“Florida” Auto Glass Bill Moves Toward Passage in Kentucky

Kentucky legislation, similar to the law enacted in Florida last year, passed the Kentucky State Senate on February 16 and has moved out of a House Committee to consideration on the House floor.

The bill, S.B. 29, sponsored by Senator Brandon Storm, prohibits the assignment of benefits for auto glass repair and replacement and the offering of “anything of value” to solicit glass-related insurance claims.

The bill imposes consumer information requirements on auto glass businesses, including specific information regarding auto glass repair or replacement calibration. It prohibits auto glass services companies from engaging in various fraudulent practices.

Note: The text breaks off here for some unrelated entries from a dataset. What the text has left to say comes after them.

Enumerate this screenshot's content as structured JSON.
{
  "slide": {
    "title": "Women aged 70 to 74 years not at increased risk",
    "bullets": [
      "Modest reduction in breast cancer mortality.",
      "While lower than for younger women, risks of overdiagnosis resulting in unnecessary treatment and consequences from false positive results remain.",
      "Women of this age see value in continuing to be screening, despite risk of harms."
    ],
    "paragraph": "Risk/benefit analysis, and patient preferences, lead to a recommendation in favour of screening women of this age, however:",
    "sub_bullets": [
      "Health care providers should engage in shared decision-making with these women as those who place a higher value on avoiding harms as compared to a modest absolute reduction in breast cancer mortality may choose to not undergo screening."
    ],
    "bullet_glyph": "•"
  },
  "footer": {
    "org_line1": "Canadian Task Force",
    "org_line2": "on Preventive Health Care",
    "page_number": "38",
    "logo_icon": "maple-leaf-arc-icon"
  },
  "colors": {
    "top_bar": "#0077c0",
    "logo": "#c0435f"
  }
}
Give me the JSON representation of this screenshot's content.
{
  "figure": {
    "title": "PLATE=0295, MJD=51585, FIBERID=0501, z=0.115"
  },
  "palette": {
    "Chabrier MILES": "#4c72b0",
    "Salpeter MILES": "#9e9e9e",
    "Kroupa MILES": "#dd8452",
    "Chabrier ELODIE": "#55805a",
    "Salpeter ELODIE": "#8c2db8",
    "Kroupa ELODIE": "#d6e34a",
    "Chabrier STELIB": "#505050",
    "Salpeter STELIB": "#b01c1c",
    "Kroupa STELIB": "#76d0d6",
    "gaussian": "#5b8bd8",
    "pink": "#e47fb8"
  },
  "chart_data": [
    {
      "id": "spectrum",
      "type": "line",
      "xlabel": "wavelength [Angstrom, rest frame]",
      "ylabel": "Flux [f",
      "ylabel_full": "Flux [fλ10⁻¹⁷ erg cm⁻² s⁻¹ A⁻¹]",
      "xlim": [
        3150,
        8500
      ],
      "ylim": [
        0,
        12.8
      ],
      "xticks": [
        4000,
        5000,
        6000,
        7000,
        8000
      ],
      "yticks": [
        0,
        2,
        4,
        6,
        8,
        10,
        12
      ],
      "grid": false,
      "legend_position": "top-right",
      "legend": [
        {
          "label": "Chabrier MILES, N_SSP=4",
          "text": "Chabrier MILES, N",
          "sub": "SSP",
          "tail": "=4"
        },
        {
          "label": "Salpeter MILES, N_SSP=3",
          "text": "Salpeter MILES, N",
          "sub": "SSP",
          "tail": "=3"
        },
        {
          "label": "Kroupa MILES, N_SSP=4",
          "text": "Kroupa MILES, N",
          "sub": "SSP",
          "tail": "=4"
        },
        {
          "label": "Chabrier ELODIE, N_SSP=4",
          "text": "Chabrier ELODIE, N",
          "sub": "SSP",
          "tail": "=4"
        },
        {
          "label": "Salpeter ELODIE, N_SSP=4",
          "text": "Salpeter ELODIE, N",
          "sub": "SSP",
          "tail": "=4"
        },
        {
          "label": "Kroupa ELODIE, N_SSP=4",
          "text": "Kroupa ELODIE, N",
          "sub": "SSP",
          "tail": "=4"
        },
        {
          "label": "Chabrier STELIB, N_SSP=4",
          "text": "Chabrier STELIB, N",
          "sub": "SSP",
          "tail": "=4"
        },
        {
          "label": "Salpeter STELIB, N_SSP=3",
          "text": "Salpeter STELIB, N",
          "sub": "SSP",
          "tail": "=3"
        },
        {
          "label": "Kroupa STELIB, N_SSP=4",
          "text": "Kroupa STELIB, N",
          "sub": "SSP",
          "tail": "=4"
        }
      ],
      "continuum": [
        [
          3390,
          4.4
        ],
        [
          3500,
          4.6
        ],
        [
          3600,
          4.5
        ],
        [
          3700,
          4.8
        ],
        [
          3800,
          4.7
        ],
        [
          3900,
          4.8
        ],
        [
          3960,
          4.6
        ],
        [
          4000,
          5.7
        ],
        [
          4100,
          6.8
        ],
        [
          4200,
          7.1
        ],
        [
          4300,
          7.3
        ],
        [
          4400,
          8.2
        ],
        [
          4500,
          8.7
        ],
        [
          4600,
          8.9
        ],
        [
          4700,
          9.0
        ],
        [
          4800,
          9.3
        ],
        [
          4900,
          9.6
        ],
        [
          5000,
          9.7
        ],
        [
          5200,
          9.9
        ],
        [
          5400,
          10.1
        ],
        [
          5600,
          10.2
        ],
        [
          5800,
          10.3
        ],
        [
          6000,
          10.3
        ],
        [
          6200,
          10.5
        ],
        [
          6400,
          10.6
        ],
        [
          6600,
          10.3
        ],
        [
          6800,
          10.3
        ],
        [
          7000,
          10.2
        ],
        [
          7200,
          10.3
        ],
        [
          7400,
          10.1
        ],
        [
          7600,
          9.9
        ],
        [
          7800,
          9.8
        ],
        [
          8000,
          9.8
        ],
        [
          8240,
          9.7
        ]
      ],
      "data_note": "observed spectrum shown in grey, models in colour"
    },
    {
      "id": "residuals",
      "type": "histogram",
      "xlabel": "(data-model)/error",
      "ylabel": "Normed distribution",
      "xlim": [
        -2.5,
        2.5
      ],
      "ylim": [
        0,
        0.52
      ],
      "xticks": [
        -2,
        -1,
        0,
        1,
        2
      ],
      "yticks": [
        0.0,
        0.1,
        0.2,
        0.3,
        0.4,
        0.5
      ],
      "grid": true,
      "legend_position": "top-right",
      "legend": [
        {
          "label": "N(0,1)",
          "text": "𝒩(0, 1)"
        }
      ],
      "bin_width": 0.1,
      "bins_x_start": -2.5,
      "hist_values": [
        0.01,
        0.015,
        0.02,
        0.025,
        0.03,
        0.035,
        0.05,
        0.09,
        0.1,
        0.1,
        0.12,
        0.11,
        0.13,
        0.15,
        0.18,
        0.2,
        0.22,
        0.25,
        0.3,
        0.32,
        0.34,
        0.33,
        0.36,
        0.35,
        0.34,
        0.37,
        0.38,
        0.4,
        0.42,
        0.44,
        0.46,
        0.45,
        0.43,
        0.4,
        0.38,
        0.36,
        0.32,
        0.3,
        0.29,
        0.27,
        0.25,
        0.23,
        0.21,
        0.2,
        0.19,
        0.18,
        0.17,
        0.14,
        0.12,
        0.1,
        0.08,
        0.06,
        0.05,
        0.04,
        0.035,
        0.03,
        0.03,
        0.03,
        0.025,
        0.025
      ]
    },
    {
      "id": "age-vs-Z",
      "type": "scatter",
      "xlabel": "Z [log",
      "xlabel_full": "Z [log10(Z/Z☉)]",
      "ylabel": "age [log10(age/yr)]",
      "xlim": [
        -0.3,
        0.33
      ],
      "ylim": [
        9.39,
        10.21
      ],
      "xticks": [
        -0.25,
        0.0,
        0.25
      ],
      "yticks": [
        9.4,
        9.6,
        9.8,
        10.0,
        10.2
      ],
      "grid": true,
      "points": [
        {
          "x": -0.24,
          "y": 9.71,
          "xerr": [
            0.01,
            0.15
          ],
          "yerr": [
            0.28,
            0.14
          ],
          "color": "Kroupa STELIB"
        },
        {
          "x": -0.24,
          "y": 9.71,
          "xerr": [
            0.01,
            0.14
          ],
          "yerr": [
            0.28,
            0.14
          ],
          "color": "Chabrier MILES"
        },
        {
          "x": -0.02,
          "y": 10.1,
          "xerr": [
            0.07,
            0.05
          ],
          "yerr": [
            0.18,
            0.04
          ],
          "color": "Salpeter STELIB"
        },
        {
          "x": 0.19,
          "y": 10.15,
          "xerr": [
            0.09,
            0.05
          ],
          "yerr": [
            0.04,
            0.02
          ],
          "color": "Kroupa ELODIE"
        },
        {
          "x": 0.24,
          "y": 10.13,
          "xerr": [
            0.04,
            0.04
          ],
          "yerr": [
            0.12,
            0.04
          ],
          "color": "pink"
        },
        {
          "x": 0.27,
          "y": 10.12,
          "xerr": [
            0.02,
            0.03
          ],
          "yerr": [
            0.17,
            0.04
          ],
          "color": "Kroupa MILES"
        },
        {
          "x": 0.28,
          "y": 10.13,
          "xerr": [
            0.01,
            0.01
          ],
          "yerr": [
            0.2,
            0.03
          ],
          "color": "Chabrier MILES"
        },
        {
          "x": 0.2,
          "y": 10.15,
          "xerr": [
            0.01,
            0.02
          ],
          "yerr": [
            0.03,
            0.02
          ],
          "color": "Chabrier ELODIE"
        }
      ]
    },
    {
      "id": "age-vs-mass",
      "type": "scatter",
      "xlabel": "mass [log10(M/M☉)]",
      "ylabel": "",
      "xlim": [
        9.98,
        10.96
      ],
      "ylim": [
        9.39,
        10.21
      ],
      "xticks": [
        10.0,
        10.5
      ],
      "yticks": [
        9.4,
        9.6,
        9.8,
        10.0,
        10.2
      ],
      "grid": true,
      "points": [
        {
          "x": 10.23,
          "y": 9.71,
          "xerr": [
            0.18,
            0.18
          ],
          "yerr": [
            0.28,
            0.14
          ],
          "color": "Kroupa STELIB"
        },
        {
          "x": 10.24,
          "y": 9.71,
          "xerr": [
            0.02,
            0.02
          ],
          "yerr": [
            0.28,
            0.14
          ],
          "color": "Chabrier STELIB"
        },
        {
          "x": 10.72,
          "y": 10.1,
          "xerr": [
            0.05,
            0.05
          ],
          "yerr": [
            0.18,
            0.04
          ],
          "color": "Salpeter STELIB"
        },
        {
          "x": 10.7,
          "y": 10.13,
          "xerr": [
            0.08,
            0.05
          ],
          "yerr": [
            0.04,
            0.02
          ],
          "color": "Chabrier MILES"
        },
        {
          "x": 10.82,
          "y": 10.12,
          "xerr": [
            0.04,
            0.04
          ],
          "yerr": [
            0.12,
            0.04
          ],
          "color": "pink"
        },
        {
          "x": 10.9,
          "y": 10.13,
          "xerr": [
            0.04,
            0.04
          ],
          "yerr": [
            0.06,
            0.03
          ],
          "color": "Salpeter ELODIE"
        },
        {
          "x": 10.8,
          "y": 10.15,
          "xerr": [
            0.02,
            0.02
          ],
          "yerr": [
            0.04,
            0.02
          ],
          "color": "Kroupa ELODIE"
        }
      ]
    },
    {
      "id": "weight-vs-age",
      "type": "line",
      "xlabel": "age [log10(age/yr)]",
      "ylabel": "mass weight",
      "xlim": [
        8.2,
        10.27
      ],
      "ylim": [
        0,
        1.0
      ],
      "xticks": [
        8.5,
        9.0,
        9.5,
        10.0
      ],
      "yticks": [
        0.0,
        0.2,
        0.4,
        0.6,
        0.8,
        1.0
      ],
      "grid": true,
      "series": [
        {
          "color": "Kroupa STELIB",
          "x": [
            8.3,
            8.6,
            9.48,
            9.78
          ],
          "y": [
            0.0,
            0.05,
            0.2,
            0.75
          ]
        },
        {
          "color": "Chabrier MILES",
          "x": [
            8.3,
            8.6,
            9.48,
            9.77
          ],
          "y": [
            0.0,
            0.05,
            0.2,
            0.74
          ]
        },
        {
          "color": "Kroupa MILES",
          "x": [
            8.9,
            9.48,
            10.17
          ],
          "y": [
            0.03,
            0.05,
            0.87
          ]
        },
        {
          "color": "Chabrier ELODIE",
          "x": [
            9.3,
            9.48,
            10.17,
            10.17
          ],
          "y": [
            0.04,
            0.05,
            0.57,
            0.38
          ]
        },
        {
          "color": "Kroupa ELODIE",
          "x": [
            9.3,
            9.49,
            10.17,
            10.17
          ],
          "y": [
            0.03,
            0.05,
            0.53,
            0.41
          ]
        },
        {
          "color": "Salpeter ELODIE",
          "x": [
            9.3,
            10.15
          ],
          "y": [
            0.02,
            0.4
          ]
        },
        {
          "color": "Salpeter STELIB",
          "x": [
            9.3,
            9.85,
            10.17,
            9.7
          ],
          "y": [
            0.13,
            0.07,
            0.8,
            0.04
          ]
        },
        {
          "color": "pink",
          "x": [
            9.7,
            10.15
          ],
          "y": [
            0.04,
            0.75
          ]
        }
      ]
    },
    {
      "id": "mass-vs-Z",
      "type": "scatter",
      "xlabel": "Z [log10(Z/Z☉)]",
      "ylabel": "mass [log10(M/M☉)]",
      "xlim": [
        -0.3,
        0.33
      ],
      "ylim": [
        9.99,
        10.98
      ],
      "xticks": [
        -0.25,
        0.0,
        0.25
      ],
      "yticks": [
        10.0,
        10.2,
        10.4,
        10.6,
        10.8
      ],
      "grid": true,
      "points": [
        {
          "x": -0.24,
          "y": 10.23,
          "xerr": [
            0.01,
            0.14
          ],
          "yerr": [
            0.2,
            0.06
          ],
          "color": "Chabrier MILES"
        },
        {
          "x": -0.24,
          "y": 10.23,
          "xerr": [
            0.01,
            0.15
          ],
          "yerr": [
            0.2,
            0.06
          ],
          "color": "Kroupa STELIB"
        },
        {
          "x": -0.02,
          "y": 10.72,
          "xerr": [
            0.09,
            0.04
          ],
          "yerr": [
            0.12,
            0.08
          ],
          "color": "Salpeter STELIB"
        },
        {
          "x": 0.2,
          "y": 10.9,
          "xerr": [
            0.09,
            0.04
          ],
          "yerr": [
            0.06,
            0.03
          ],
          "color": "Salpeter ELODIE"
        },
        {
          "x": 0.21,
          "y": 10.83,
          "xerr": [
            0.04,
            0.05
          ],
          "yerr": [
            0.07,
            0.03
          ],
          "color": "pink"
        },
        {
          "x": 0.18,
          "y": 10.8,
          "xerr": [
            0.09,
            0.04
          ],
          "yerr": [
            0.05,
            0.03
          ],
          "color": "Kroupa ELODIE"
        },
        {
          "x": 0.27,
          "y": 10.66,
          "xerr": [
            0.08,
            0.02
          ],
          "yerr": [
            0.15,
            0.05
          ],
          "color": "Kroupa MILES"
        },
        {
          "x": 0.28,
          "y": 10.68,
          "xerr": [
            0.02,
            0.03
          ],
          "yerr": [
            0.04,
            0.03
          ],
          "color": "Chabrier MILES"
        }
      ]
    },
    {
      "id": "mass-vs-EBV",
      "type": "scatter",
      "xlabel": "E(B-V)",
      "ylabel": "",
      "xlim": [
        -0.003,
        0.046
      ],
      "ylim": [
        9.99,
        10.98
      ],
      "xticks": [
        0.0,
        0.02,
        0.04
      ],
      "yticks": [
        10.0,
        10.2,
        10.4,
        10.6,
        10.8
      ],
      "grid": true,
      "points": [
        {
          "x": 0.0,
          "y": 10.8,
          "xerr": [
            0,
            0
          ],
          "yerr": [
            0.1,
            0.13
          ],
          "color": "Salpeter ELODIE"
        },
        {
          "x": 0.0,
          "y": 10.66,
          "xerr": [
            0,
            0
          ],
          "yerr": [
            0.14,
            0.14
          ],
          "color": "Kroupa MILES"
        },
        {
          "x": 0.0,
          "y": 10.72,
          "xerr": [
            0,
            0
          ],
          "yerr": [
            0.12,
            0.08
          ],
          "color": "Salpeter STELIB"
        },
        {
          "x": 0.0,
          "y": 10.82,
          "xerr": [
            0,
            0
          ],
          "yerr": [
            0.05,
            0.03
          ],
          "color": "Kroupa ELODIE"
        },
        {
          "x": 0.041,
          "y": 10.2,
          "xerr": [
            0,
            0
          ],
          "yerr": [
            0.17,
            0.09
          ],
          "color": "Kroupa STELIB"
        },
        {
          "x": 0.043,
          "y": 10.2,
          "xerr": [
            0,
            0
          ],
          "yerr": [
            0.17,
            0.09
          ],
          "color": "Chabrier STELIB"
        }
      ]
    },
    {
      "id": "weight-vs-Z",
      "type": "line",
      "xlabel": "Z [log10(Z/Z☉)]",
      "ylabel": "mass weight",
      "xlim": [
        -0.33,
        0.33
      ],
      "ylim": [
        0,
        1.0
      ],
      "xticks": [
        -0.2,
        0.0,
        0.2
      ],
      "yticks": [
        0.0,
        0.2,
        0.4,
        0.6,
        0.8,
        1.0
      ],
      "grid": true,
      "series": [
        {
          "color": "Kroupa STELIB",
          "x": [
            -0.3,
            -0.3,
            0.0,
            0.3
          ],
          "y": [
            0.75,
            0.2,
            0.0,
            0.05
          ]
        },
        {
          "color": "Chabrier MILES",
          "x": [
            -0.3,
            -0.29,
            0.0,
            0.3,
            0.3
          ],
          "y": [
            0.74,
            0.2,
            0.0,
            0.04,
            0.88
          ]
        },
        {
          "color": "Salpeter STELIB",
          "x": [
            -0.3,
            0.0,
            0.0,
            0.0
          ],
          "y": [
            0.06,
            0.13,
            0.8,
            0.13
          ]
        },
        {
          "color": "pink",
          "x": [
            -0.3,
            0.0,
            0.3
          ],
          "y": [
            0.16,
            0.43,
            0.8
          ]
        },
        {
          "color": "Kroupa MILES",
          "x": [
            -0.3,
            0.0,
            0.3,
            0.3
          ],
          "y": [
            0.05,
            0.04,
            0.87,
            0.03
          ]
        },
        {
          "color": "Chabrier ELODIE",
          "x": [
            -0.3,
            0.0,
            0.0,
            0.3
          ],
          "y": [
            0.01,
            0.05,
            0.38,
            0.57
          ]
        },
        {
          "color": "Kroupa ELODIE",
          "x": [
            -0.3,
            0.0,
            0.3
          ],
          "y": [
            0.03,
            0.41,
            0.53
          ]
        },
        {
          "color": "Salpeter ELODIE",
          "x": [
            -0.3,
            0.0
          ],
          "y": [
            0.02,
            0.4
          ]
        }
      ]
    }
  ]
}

Under the legislation, Kentucky would end the practice of assignment of benefits for auto glass claims and, therefore, curtail the litigation that results from that practice. The bill also seeks to end the widespread solicitation of auto glass claims by prohibiting shops from offering rebates, gift cards, cash, or “any other thing of value” for those claims.

However, unlike the 2023 Florida law, Kentucky would strictly continue as a zero deductible state for auto glass repair and replacement.

The Kentucky Senate Banking and Insurance Committee passed a substitute version of the bill initially introduced on February 13 after a very brief legislative hearing at which Senator Storm testified flanked by Kentucky Farm Bureau Insurance officials. The substitute version, which the full Senate subsequently passed, included several clarifying provisions and added a reference to the most recent version of the SAE International’s SAE J3016 Levels of Driving Automation into the “Advanced Driver Assistance System” definition. On February 21, the House Banking and Insurance Committee passed a substitute version of the bill that passed the Senate amending some insurance-related provisions—that version is up for consideration on the House floor.

The bill explicitly also allows an insured to use a glass services company of their choice but also expressly will enable insurers to maintain a network of glass services shops.

The bill includes “calibrating or recalibrating an advanced driver assistance system when an incident requires the replacement of damaged motor vehicle glass” in the definition of repair or replacement of damaged motor vehicle glass.

To contract for services with a customer, a glass shop will have to obtain the customer’s insurance claim number or waiver of an insurance claim, notify the customer whether the vehicle has ADAS, and whether the ADAS will be recalibrated in a manner that makes the ADAS operable.

The shops must also provide an invoice with an estimate of fees, the shop’s standard rates for glass work, and a statement that the shop is prohibited under Kentucky law from charging more than is “reasonable and customarily charged in Kentucky.”

The bill also prohibits glass shops from committing a variety of fraudulent practices or making false statements to the customer or the insurance company about such items as the geographic location and date of the repair/replacement work or that the work will be fully covered by insurance if that is not the case.